In another, probably unintentional similarity, the planet which this week’s episode takes place on is called Glorzo – a greasy, disgusting alien character from Star Wars‘ expanded universe. Glorzo is only a minor name in the Disney franchise, but you’d think creators Dan Harmon and Justin Roiland probably did a basic Google search before approving the episode. A very subtle Easter egg, perhaps?
9/11 and Pearl Harbour
Not specifically a sci-fi reference, we’ll admit, but Rick and Morty don’t discriminate so we’ll allow it. Our interdimensional duo crack a rather risqué joke about 9/11 as they pass by two tall skyscrapers during their escape from the alien world. While they congratulate themselves over avoiding a “cheap” gag – even though they technically didn’t – they then decide it’s “in bounds” to poke fun at WWII US naval defeat biopic Pearl Harbour while bombing a shipyard.

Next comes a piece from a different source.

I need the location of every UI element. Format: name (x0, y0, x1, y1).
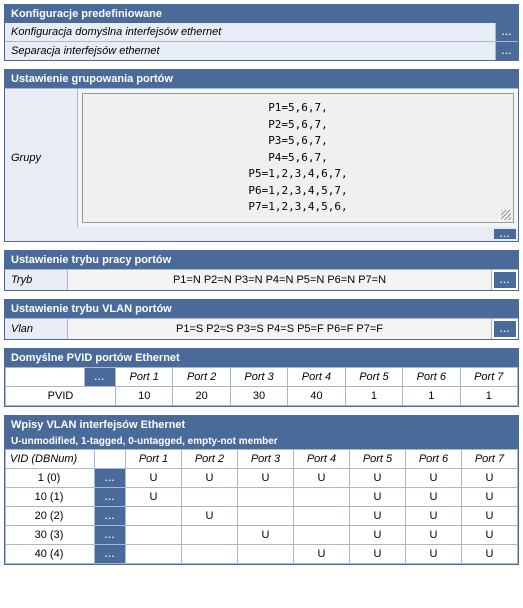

— Joku🍜 (@Josephers15) May 11, 2020
The first ever episode
We all know the series likes to go meta, and Promortyus continued that tradition by harking back to Rick and Morty‘s first ever episode. In reference to the alien eggs being “shit out” of the host’s body, Rick tells Morty that they have gone “full circle from the pilot” — where Rick gets Morty to smuggle some valuable Mega Seeds by hiding them “in his butthole”. That’s a whopping six years and 38 episodes ago!